Hello! (I used the person’s name that was in the ad. If you don’t know the name – hello is good)
I’m applying for the Administrative Assistant job you have posted on WorkBC.
I’m sure I would be a good fit for this position because I have many years office experience including handling a multi-line switchboard, emails, mail, courier, purchasing, invoicing, and record keeping. I have excellent data entry skills, am detail oriented, and can assure complete confidentiality when handling customer accounts and internal information. Depending on the program, I have intermediate to advanced skills in Microsoft Office. I know how to operate many office machines – photocopier, printer, fax, scanner, postage machine, point of sale machine, and microfiche. I’m known for my cheerful personality and willingness to pitch in and help out when needed. I get along well with others, and work well either by myself or in a team setting.
I live locally. Depending on traffic lights, I’m about a 5 minute drive from (company name). Or a 15 minute bike ride!
Please take a look at my resume and contact me at (my cell phone #).
Thank you for your consideration and I look forward to hearing from you.
I sign off with my name and email address. It’s important to have your email and phone number in the cover letter just in case it gets separated from the resume. Make it easy for the employer to reach you!
Also note where I say I have many years experience without pinning down a number. In most cases the answer is more than 20 years! Yikes! An employer can guess I’m at least 40 if I put that down. Pass!
Recapping tips for older jobseekers
- Polish your resume. Don’t use an old fashioned resume.
- Avoid years on your resume, such as your graduation or jobs you held more than 20 years ago.
- Trim your experience to show no more than 10 years.
- Remove unrelated experience not applicable to the job you’re applying to.
- Use a functional resume that lists skills and experience instead of a chronological resume that lists past jobs in date order.

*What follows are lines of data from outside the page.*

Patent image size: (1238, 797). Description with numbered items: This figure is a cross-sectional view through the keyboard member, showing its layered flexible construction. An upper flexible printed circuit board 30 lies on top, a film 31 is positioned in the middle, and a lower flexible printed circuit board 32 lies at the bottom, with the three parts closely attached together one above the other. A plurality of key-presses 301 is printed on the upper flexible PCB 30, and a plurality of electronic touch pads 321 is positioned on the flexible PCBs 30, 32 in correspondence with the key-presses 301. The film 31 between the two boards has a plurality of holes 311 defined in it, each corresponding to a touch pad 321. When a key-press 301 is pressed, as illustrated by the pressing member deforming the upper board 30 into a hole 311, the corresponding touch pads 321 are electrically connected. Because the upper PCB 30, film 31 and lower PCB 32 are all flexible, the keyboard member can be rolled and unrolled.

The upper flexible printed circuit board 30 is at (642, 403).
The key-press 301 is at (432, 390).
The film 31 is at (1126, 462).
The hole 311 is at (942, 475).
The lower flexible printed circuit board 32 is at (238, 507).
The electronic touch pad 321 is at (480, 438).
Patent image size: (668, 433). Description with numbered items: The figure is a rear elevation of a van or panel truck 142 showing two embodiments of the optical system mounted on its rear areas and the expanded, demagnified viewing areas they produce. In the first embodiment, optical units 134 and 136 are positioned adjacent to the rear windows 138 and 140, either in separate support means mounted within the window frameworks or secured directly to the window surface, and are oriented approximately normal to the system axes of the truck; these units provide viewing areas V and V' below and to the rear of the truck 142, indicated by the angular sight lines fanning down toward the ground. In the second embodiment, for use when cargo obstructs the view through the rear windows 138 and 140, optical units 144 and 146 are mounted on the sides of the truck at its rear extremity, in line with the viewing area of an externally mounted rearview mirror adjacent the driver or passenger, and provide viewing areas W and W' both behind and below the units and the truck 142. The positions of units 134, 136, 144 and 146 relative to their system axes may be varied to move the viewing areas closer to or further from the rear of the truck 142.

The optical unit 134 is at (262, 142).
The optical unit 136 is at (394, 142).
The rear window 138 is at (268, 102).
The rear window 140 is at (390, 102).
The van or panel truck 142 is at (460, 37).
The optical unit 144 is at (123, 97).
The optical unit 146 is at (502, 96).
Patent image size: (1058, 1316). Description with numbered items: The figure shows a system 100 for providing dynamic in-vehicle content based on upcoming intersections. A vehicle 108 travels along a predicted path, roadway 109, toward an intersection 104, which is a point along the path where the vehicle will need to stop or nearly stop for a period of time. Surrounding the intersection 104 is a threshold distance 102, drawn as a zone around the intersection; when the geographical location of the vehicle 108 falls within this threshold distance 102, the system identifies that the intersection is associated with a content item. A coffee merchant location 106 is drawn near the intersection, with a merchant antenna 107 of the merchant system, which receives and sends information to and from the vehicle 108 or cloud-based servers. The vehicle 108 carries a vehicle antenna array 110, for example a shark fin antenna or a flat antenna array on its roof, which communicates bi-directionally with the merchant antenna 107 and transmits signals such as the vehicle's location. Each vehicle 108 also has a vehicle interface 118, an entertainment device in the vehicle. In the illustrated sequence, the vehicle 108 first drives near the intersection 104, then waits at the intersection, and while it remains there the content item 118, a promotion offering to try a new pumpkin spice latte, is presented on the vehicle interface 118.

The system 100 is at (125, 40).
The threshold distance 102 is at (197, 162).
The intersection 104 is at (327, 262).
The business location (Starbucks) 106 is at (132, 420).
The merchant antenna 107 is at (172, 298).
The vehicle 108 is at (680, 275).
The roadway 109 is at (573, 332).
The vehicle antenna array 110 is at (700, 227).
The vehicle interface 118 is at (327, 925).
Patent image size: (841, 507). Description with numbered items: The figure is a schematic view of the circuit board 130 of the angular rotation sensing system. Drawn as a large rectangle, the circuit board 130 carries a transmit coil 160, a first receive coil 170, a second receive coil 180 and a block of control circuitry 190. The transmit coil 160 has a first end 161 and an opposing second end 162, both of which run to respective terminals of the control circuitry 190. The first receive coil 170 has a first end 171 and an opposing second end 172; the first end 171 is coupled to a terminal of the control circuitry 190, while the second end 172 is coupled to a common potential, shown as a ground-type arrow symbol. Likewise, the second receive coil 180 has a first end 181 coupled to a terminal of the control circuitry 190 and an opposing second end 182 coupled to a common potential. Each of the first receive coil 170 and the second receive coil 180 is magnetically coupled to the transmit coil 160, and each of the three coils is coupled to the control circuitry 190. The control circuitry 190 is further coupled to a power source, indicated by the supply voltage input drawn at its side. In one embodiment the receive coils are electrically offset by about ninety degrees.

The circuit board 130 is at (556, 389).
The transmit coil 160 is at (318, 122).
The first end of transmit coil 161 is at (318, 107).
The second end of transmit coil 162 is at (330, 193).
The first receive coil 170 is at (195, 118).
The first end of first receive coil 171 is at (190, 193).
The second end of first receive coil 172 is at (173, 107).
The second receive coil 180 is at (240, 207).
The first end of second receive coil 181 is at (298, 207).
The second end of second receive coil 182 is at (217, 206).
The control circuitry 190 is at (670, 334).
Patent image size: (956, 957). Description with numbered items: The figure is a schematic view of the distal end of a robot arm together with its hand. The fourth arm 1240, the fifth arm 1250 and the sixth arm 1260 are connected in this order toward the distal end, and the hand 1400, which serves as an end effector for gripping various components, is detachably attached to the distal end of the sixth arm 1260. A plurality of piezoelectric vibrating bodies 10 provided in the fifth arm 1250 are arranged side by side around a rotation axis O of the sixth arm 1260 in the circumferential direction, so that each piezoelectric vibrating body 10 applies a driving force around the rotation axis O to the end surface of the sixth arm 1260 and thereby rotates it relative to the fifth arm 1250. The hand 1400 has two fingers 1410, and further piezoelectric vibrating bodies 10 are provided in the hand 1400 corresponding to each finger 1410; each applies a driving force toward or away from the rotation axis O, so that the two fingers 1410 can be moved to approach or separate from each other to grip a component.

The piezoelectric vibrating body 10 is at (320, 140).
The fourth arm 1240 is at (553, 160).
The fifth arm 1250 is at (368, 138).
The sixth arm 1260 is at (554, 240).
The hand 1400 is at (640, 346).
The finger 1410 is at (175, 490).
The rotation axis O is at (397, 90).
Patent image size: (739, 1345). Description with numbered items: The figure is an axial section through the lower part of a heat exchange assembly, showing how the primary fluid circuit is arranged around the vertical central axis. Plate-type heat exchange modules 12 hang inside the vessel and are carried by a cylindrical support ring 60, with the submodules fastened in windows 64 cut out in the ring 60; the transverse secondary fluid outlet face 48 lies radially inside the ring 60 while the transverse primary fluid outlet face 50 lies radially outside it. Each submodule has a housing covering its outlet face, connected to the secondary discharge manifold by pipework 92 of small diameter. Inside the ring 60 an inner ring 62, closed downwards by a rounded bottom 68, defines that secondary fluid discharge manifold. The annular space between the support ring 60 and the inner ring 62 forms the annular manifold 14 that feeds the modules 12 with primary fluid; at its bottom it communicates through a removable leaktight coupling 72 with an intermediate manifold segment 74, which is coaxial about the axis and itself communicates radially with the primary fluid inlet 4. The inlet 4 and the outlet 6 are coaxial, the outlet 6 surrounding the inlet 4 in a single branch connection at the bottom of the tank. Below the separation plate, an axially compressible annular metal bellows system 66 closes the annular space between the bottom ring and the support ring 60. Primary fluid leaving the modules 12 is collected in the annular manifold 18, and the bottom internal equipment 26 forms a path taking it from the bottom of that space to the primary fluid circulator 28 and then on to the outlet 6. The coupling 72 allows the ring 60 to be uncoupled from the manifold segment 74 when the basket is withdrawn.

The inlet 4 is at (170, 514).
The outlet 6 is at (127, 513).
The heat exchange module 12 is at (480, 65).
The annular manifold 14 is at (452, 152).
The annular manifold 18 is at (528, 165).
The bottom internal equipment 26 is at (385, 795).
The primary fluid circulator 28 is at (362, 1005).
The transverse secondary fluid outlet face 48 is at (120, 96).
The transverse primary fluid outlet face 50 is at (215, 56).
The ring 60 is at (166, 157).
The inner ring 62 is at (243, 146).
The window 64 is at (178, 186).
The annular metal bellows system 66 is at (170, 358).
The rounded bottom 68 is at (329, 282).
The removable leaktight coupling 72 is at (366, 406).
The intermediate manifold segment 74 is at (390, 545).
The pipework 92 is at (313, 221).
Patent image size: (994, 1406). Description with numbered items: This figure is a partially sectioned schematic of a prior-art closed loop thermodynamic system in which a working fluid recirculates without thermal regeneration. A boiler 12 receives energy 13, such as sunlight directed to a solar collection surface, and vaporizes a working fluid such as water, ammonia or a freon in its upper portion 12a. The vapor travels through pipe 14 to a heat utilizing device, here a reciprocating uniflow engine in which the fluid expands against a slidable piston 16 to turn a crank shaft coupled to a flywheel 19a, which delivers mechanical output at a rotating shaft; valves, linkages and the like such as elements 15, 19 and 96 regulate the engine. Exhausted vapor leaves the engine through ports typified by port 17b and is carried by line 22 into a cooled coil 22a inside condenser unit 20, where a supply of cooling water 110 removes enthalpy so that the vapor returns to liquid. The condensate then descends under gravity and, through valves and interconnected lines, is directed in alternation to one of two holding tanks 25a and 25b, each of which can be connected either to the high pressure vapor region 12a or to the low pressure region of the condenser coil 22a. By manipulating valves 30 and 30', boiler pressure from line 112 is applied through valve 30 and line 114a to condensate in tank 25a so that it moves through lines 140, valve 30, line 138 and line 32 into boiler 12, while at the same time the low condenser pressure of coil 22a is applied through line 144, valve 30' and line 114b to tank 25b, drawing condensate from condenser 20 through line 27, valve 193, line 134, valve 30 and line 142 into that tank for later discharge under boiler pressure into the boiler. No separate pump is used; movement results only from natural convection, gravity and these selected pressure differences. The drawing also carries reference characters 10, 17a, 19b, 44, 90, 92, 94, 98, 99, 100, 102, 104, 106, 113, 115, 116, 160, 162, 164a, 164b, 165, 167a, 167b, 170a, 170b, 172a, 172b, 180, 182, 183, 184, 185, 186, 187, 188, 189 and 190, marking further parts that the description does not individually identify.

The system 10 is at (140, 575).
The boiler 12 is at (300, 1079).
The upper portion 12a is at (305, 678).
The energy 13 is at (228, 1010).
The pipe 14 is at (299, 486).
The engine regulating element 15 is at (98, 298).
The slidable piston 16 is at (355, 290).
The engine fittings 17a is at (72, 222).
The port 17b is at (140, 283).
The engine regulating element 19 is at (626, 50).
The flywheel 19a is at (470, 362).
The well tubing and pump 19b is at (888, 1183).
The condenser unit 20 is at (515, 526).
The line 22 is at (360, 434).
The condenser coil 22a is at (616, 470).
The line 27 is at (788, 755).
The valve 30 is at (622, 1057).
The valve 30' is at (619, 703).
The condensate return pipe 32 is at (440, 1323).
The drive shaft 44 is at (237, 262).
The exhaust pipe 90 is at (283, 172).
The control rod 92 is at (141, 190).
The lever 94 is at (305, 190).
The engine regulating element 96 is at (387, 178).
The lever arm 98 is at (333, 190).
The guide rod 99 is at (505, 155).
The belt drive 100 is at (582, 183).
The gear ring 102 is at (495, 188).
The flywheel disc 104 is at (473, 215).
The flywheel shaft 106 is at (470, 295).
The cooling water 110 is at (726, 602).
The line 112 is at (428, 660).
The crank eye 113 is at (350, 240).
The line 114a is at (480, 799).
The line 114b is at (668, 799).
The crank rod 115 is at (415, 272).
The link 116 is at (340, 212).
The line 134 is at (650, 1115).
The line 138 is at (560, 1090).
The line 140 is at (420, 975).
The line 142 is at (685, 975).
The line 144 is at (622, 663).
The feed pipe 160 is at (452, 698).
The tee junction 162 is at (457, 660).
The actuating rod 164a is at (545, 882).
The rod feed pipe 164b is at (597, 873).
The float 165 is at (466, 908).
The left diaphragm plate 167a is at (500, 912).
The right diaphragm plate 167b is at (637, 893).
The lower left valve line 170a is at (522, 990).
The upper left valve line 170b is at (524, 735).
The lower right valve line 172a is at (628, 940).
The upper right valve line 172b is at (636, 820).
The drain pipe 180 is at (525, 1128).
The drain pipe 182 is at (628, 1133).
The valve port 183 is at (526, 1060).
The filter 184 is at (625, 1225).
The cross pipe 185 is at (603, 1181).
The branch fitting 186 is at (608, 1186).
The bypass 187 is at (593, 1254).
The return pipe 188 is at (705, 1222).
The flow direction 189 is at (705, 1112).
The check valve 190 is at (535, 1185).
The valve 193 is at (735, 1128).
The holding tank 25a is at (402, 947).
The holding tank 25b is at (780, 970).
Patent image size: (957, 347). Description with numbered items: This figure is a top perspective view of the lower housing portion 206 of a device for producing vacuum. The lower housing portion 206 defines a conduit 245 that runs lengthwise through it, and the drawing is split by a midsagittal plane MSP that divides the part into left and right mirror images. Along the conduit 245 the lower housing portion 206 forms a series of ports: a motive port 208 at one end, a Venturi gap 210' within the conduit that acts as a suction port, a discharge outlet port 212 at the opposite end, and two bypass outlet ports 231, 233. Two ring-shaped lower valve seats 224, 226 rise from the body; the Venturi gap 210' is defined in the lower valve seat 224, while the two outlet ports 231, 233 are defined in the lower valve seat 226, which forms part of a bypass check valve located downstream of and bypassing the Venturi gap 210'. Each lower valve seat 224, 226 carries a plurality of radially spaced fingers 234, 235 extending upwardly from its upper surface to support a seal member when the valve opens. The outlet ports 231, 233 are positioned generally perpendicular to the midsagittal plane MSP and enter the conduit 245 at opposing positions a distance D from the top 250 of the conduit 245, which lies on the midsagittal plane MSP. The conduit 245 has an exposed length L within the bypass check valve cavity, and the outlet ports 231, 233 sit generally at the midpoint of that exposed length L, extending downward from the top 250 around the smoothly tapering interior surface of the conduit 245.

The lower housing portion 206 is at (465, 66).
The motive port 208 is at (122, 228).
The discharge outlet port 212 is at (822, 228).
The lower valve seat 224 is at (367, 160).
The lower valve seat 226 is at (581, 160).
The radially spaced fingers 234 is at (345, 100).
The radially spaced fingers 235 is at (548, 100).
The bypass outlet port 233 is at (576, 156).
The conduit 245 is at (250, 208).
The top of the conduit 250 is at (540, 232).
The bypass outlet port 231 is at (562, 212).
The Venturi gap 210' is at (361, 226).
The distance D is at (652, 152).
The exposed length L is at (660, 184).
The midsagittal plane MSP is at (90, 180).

- Show you’re connected and list social media links (but only if they’re professional!)
- Prove you know how to follow directions. Don’t drop off a resume if it says to email one.
- Bring a copy of your resume to interviews. It might have suffered formatting errors when uploading to a webpage.
- It’s illegal to discriminate job applicants based on age, but if an employer can guesstimate your age from the resume, many won’t contact you for an interview.
Stay safe. It is not important to have your actual address on your resume and cover letter. Don’t provide references until after the interview process and the hiring manager asks for them. (Yay! You’re in the final round of being considered!) It is also not required to give your birth date, social insurance number or social security number until you’re officially hired. Same with your banking information for direct deposit on pay day. With the amount of scams going on, be safe and only give out this information when you know you’ve been hired by a legitimate employer.